Mit dem DEGI International und dem AXA Immoselect mussten jedoch im November letzten Jahres zwei weitere offene Immobilienfonds die Rücknahme von Anteilscheinen einstellen. Damit kommen zurzeit die Anleger bei sechs offenen Immobilienfonds bis auf weiteres nicht an ihr Geld, das sie ja gerade im Vertrauen auf die jederzeitige Verfügbarkeit in offenen Immobilienfonds angelegt hatten. Denn genau das war in der nun 50-jährigen (Erfolgs-)Geschichte der offenen Immobilienfonds das überzeugende Werbeargument: von den Vorteilen der Immobilienanlage profitieren und gleichwohl börsentäglich an sein Geld zu kommen. Die sechs derzeit noch geschlossenen "offenen Immobilienfonds" sind

  • Degi Europa,
  • Degi International,
  • KAN AM US-Grundinvest,
  • Morgan Stanley P2 Value,
  • Axa Immoselect und der
  • TMW Immobilien Weltfonds.

Der Verkauf von Immobilienobjekten zur Schaffung der notwendigen Liquidität ist derzeit schwer umsetzbar. Die Mieten gehen an allen europäischen Standorten zurück. Das führt zu Preisrückgängen. Die sind bislang nicht sichtbar geworden, weil die Zahl der Transaktionen stark gesunken ist. Derzeit will niemand verkaufen, um sich nicht dem Verdacht auszusetzen, man befinde sich in einer Notlage.

Tipp
Es ist zu befürchten, dass die Schließungen noch eine Weile andauern werden. Von der  Schließung betroffene Anleger können ihre Anteile bei Geldbedarf jedoch weiterhin verkaufen. An der Hamburger Fondsbörse werden die Anteile der entsprechenden Fonds gehandelt. Solange die Investmentgesellschaften das Nettoanlagevermögen täglich ausweisen, geht der Handel weiter. Allerdings liegen die Börsenkurse teilweise deutlich niedriger als der ausgewiesene Nettoinventarwert. Bei einigen Fonds sind die prozentualen Abschläge zum Nettoinventarwert zweistellig. So z. B.  beim KAN AM Grundinvest oder dem Degi Europa. Mit einem Abschlag von "nur" rund 5 Prozent kommt der Axa Immoselect deutlich besser weg.

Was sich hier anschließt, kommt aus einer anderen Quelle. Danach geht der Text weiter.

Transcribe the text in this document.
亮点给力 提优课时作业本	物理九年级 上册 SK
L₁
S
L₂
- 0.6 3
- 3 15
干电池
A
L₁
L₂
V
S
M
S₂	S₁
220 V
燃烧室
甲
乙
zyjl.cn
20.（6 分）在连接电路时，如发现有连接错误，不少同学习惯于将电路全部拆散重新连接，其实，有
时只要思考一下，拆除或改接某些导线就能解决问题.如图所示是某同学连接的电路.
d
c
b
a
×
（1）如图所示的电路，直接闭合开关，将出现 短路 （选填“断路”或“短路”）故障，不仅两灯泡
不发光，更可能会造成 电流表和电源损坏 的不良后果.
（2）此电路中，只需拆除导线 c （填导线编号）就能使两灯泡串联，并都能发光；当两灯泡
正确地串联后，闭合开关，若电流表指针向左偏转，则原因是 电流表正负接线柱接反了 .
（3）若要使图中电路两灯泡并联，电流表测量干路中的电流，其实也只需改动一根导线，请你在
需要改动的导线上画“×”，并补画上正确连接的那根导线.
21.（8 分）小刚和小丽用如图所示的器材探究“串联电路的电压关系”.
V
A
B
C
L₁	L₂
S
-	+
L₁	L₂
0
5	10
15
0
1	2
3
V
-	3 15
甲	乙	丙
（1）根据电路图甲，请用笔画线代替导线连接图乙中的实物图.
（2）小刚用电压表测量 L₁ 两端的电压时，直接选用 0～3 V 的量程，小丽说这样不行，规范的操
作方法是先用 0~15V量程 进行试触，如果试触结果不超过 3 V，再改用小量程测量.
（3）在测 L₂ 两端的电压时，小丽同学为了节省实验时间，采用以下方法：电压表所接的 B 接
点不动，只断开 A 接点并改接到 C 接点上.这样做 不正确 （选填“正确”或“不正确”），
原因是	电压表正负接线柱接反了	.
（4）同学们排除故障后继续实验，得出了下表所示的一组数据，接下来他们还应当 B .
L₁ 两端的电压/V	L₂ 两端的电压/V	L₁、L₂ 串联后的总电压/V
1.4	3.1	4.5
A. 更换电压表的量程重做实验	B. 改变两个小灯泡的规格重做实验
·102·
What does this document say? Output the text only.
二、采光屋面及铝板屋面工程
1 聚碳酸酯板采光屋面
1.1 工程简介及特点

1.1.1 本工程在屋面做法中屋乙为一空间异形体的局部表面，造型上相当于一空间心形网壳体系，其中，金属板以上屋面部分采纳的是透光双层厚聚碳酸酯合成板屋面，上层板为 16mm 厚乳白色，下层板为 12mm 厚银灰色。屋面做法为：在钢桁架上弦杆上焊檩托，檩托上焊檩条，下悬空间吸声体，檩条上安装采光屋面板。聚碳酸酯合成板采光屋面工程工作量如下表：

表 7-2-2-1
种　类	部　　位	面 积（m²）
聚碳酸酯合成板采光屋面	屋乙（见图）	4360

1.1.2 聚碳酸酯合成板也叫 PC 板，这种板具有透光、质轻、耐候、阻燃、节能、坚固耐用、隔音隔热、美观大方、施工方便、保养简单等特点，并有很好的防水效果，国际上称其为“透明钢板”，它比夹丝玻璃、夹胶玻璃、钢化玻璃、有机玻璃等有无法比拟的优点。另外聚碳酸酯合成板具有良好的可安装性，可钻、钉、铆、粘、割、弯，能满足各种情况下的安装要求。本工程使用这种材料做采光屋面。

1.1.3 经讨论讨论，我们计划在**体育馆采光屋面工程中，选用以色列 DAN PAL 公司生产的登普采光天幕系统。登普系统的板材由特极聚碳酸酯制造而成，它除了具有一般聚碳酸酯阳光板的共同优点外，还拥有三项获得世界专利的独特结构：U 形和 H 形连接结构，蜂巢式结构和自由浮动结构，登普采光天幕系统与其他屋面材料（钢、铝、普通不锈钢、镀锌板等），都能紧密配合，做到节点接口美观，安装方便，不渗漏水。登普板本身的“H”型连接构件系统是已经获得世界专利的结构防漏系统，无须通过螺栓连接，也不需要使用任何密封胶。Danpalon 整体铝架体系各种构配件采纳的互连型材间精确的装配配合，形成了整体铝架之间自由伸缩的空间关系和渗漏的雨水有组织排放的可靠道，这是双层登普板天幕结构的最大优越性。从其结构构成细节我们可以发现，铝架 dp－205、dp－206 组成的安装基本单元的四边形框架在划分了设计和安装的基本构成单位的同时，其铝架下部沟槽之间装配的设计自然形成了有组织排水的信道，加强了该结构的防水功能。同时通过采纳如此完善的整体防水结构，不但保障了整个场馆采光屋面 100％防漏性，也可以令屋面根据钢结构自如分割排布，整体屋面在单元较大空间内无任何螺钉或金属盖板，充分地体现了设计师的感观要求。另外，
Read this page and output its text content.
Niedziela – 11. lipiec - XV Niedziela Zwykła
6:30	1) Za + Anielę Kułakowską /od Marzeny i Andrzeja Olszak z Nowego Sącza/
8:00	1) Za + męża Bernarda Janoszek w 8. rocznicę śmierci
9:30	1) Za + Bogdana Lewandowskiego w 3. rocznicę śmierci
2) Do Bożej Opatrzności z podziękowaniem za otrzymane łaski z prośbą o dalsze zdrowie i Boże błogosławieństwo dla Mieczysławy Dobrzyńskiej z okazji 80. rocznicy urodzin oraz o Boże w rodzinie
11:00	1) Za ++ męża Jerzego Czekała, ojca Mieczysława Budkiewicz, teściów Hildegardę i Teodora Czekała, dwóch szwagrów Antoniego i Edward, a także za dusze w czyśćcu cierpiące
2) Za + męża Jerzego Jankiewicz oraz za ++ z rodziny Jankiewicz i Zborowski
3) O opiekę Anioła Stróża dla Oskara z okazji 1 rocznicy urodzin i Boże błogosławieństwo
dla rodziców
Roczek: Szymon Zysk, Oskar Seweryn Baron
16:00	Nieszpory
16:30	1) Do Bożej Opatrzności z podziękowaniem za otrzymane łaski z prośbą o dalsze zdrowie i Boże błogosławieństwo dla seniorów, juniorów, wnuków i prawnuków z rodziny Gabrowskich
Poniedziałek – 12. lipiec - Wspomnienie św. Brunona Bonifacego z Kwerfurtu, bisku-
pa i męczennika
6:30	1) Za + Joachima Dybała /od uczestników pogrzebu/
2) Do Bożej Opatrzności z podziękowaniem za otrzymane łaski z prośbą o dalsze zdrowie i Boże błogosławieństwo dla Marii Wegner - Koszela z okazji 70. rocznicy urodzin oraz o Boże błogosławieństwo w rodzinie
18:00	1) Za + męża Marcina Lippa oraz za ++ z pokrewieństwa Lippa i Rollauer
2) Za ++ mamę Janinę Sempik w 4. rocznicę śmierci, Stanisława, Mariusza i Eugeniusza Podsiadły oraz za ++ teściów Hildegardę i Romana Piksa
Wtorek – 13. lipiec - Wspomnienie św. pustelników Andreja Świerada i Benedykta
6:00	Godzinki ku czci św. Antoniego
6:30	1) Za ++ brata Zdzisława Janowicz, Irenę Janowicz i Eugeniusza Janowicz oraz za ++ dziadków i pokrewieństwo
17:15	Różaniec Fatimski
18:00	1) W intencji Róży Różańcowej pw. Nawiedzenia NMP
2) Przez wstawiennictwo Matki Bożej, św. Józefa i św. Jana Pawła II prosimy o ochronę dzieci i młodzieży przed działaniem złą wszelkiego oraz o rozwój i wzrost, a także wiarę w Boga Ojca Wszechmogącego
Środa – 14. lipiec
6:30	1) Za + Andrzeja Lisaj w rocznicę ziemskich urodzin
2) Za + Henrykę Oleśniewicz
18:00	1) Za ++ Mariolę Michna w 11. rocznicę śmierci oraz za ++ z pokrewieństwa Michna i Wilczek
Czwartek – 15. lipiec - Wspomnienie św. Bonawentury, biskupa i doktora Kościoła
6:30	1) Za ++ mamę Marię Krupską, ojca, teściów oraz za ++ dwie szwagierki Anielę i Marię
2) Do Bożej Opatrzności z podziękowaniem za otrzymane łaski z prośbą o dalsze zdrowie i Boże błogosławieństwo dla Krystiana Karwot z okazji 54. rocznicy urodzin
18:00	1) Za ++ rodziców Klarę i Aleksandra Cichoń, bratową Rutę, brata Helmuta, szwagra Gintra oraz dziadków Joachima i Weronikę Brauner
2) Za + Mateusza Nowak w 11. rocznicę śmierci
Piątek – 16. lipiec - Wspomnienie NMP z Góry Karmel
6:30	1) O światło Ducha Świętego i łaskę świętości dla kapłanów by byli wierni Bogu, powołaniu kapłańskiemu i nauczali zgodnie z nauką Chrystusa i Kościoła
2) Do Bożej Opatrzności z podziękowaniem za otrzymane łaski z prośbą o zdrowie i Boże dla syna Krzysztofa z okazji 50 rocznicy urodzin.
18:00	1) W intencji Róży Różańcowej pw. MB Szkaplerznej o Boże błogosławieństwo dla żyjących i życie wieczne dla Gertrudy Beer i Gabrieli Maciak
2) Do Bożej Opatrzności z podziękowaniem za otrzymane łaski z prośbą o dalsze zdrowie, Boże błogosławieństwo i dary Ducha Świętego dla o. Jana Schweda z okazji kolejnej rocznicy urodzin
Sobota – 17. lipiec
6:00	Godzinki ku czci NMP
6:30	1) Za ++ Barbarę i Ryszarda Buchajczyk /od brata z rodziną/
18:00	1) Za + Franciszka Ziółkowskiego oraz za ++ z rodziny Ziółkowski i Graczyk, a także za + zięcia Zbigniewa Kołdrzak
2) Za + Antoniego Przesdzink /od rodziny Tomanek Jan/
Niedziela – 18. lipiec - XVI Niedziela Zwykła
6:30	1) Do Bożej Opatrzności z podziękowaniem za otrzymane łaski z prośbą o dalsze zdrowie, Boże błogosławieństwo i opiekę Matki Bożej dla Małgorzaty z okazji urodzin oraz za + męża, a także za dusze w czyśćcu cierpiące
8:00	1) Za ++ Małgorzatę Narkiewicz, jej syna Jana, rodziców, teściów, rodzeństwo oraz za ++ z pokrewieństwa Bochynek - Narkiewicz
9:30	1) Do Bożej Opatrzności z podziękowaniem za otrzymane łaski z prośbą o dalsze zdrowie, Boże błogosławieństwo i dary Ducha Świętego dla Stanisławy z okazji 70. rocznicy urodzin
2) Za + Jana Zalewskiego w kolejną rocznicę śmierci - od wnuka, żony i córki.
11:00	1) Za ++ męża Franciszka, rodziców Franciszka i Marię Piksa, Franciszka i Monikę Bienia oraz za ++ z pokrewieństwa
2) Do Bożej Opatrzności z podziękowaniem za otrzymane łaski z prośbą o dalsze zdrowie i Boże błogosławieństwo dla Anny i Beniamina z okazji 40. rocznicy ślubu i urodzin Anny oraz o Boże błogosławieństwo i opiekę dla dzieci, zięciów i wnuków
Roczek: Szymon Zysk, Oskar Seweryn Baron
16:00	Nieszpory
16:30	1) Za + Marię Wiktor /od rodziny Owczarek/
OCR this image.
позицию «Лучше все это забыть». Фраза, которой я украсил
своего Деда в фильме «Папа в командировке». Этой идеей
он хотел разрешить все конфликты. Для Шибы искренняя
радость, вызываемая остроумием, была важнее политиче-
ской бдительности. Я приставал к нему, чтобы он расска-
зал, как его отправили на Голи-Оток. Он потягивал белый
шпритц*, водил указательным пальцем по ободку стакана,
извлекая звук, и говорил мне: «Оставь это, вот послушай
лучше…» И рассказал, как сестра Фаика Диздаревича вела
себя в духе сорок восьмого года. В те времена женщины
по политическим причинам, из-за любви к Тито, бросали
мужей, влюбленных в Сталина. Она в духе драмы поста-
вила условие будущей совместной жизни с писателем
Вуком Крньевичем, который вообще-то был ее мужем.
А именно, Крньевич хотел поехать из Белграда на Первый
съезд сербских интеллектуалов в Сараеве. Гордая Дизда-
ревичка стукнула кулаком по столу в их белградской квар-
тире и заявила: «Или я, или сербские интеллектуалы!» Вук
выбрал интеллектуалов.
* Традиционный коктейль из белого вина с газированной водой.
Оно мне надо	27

Die Kluft zwischen guten und schlechten offenen Immobilienfonds wird noch zunehmen


Auf jeden Fall wird sich die Schere zwischen guten und weniger guten offenen Immobilienfonds in den nächsten Jahren weiter öffnen. Einer der Gründe dafür ist das unterschiedliche Alter des Immobilienbestands. Vor allem ältere Fonds haben viele Objekte im Portefeuille, deren Mietverträge in den Jahren 2010 und 2011 auslaufen. Flächen in diesen Objekten werden nur zu geringeren Mieten neu vermietet werden können.

Tipp
Zurzeit drängt sich ein Neuengagement in offenen Immobilienfonds nicht unbedingt auf. Wer trotzdem die Situation zum antizyklischen Einstieg in ausgesuchte offene Immobilienfonds nutzen möchte, sollte bis zur Veröffentlichung der vielbeachteten Scope-Ratings für offene Immobilienfonds im Frühjahr warten. Bestehende Engagements in offenen Immobilienfonds sollten sich auf die Produkte von vertriebsstarken Fondsgesellschaften wie z.B. Hausinvest von der Commerzbank oder Grundbesitz von der Deutsche Bank beschränken. Hier ist die Gefahr der Schließung von offenen Immobilienfonds dank der Vertriebskraft deutlich geringer. Auch die Gefahr von Abwertungen ist bei diesen großen offenen Immobilienfonds niedriger als bei kleineren Spezialfonds wie dem Degi Global Business.